Should the Droid GPS work in an airplane (near the window of course)?
i havent used my droid on one but i did my dare to see how high we were and how fast we were going it worked to a certain height 30,000 maybe i forget and the speed was around 450 500 cant remember
I can see how it might work, but I wouldn't expect it to always work. An airplane's fuselage isn't the best thing in the world for signal strength and IIRC it's more difficult for GPS devices to get a lock when they are moving at high speeds.
And sam is remarkably close, possibly right on depending on weather conditions. Commercial jetliners usually cruise between 32,000 and 35,000 feet and between 450 and 550 mph indicated airspeed depending on the specific aircraft model (Airbus A320 series cruise around 500 mph as do newer 737s, older 737s cruise at about 475 mph, and 757s cruise at around 530 mph) and on weather conditions.
Update that PRL. *228, option 2.
The only way it will work is if it can get three sat's out the side and a good signal.
Likely not considering the size. My Aviation 496 however loves it, that is if I happen to be stuck where there are side windows (use ext antenna).
my blackberry curve allowed me too use the GPS at about 10,000ft. Its totally possible for it work if It can lock on, and don't expect the maps to load. Only thing that worked was how fast the plane was traveling..... and it was having a heart-attack while doing so.
I was able to use it on a plane. I was stilling by a window so maybe that's why I was able to get a good signal. I used My GPS Status, and good good altitude and speed. I was able to track myself using a cache map program (I think it was Map+, but can't remember for sure).
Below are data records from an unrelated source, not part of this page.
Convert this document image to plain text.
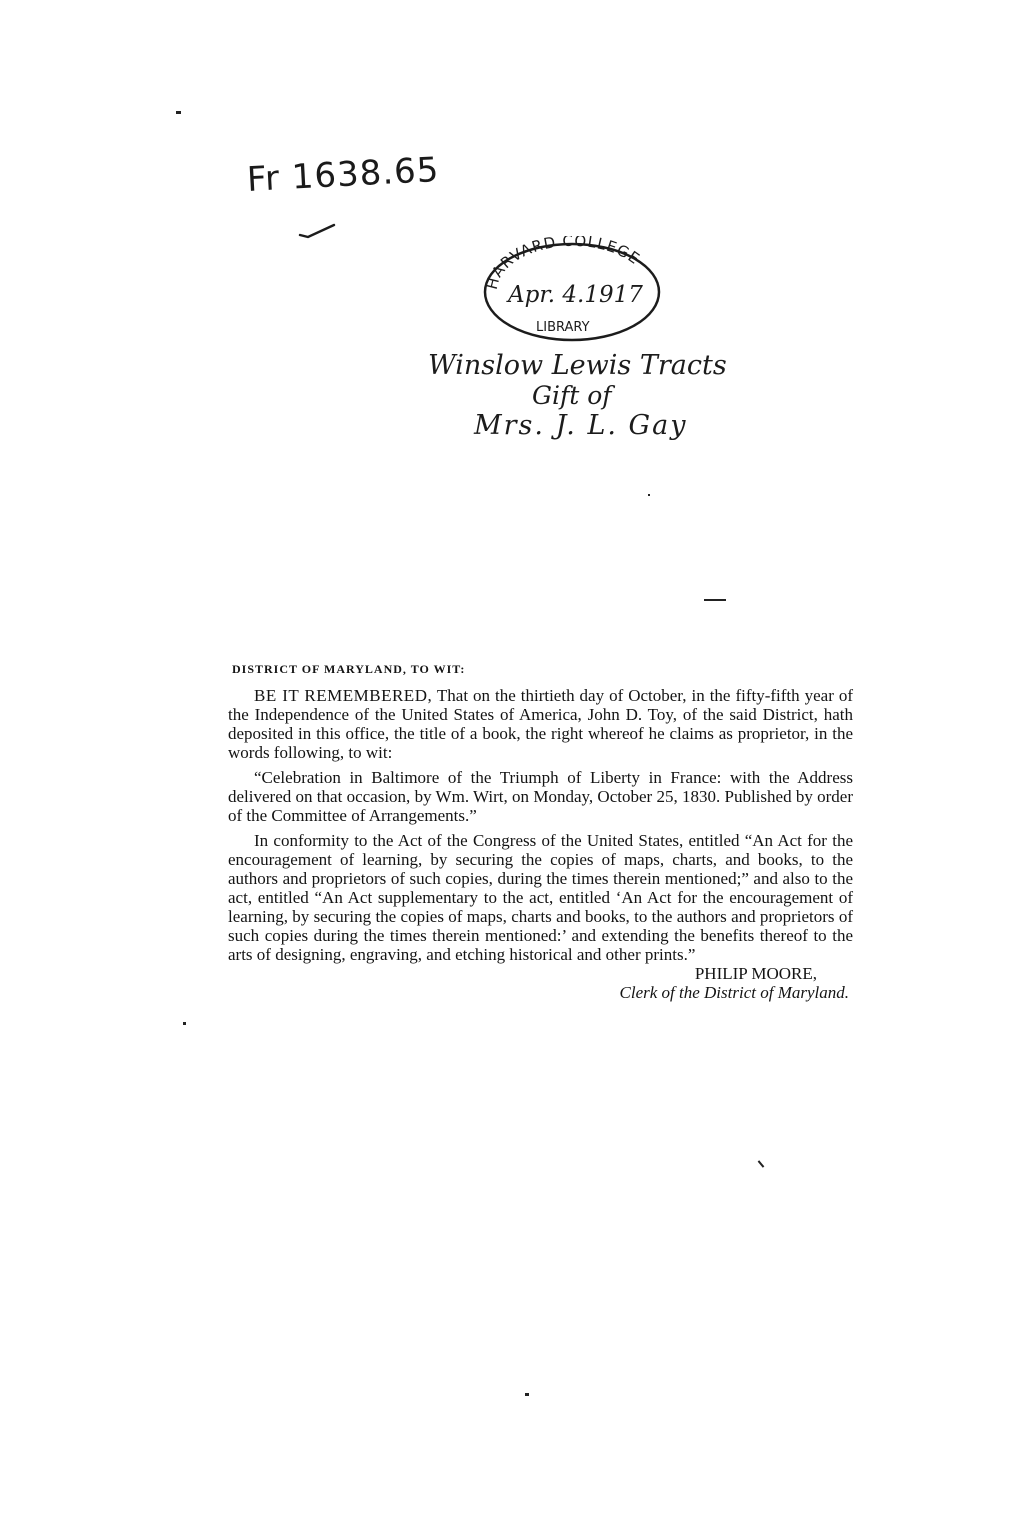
Fr 1638.65
HARVARD COLLEGE
Apr. 4.1917
LIBRARY
Winslow Lewis Tracts
Gift of
Mrs. J. L. Gay
DISTRICT OF MARYLAND, TO WIT:

BE IT REMEMBERED, That on the thirtieth day of October, in the fifty-fifth year of the Independence of the United States of America, John D. Toy, of the said District, hath deposited in this office, the title of a book, the right whereof he claims as proprietor, in the words following, to wit:

“Celebration in Baltimore of the Triumph of Liberty in France: with the Address delivered on that occasion, by Wm. Wirt, on Monday, October 25, 1830. Published by order of the Committee of Arrangements.”

In conformity to the Act of the Congress of the United States, entitled “An Act for the encouragement of learning, by securing the copies of maps, charts, and books, to the authors and proprietors of such copies, during the times therein mentioned;” and also to the act, entitled “An Act supplementary to the act, entitled ‘An Act for the encouragement of learning, by securing the copies of maps, charts and books, to the authors and proprietors of such copies during the times therein mentioned:’ and extending the benefits thereof to the arts of designing, engraving, and etching historical and other prints.”

PHILIP MOORE,
Clerk of the District of Maryland.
I have done this with a NUVI 770. I am not sure what the stewardess thought about it, but I was in first class and in the window seat. It was amazing, really, to see your positon over the states and be able to see the direction and speed.
It usually took a while to lock onto the satellites, but once it caught a signal it would keep it. It's addicting, because you can get a much better sense of what is going on when flights are being diverted / delayed.
On the larger 777's, Continental always has a location information screen appearing intermittently during the flight on monitors, but they turn it off whenever you get close to landing or when they deem necessary.
Being able to use my GPS was a bit unnerving, because technically the data could be collected used later.
Given that, I don't see why the Droid wouldn't eventually lock onto a satellite signal and be able to intepret it. I assume the Garmin units were a bit more optimized for this process - and I am even thinking there are specific Garmins for pilots to be using.